Gm – Giovani Marmotte

Era il marzo del 1995 e nelle edicole usciva il secondo numero di una rivista Disney che aveva come protagoniste le Giovani Marmotte, ovvero Qui, Quo, Qua, il Gran Mogol e altri personaggi creati apposta per la serie.
Il prezzo era di 4000 lire. Storie inedite, storie già pubblicate, e rubriche interessanti, in linea con i celebri manuali delle Giovani Marmotte che ormai erano un classico: c’era la spiegazione di come costruire un riparo con rami e foglie, o come osservare la crescita delle piante a partire da semi depositati sull’ovatta bagnata.
Una delle rubriche lanciava un’invenzione interessante: un codice segreto per comunicare tra Giovani Marmotte.
Ad ogni lettera dell’alfabeto veniva associato il disegno di un oggetto che aveva la stessa iniziale: a – arco; b – bosco, c – canoa; d – daino; e così via. Il disegno veniva stilizzato in due passaggi. Si otteneva così la lettera dell’alfabeto segreto. L’articolo era firmato col simbolo dell’erba, puntato, e con quello della penna. E.P. Che poteva essere la stessa direttrice della rivista, Elisa Penna.


La cosa interessante è che l’alfabeto entrò effettivamente in uso. I ragazzini scrivevano lettere al giornale usando quel codice, e queste venivano pubblicate!

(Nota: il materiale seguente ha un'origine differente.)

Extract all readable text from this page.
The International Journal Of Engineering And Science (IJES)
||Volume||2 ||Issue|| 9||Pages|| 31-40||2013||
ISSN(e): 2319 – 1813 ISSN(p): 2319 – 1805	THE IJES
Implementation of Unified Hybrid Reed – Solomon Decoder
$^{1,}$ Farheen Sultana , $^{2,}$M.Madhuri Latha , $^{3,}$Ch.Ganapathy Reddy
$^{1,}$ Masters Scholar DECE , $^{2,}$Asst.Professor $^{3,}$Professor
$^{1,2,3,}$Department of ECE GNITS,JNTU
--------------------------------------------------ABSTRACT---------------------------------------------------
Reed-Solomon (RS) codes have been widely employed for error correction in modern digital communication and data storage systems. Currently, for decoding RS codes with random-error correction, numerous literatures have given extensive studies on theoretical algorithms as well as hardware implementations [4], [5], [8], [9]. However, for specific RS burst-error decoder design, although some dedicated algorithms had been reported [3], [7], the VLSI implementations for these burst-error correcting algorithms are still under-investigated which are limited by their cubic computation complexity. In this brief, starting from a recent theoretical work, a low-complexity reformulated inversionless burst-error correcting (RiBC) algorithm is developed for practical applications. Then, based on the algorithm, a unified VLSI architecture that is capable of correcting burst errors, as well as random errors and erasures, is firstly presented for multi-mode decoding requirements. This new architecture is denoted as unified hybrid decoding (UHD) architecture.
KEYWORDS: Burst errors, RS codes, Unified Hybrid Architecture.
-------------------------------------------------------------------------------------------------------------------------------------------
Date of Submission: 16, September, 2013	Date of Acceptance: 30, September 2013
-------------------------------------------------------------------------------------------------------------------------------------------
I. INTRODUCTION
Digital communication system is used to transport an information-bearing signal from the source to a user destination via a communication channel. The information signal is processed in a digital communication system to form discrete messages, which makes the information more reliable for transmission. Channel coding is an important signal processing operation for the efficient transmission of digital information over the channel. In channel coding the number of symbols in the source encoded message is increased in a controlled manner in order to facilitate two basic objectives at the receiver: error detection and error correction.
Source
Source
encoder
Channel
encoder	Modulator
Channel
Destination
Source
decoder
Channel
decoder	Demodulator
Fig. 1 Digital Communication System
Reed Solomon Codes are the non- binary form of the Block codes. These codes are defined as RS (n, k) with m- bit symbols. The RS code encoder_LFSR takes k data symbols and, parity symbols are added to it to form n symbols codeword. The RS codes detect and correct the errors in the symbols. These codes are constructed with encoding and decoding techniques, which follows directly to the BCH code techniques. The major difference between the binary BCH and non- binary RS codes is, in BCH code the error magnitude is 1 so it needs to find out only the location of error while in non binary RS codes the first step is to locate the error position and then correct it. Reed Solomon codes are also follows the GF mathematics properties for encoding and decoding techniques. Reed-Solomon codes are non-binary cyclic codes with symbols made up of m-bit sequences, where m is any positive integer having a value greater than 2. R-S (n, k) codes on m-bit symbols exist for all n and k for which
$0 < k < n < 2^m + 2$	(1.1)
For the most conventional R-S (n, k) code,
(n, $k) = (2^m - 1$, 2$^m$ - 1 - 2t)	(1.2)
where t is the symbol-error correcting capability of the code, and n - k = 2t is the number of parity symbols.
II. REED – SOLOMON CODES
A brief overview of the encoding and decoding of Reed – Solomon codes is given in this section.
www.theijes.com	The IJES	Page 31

Strano allora che sia caduto tutto nel dimenticatoio. Cercando su internet non sono riuscito a trovare nessun riferimento. Nè sui siti amatoriali né su quelli ufficiali. Possibile che quella generazione non ne conservi nessun ricordo?
È molto più comune invece trovare riferimenti ad un altro codice marmottesco, contenuto nel primo manuale delle Giovani Marmotte, quello degli anni 60.
È realizzato in maniera molto meno fantasiosa: si inseriscono le lettere in una serie di schemi (quello del tris, o una croce di sant'Andrea, con punti o senza); dopodiché, per codificare il messaggio, si trascrive solo la parte dello schema che riguarda la lettera in questione.
Il Manuale lo presentava come "codice segreto dei Dada Urca", riferito ad una fittizia popolazione marziana. Wikipedia invece lo chiama codice pigpen, in uso dai massoni fin dal Settecento. Su una lapide settecentesca di fronte ad una chiesa nei pressi di Wall Street a New York, c’è una iscrizione in pigpen.
Ovviamente un font per scrivere in pigpen è già stato creato: si scarica gratuitamente su Dafont.
Uno per il cifrario della rivista invece non c’è ancora.
Il primo, chiaramente, è diffuso a livello internazionale, il secondo era soltanto per il pubblico italiano. In altre lingue, le parole dei vari simboli avrebbero iniziali diverse.
Al giorno d’oggi un codice del genere ha meno fascino. Abituati a scrivere al computer, per cui basta cambiare font per convertire un testo e renderlo leggibile, quella forma di crittografia non avrebbe senso. Ma in quell’epoca in cui le lettere si scrivevano a mano, solo chi aveva memorizzato la tabella era in grado di decifrarle. Il legame con la rivista era così stretto che era stato realizzato un apposito normografo per disegnare le lettere con le proporzioni giuste, che veniva regalato a chi si abbonava.


In quello raffigurato sull'illustrazione mancano due lettere: la u e la q.
Sulla rivista si specificava che le lettere straniere, così come la punteggiatura, rimanevano invariate.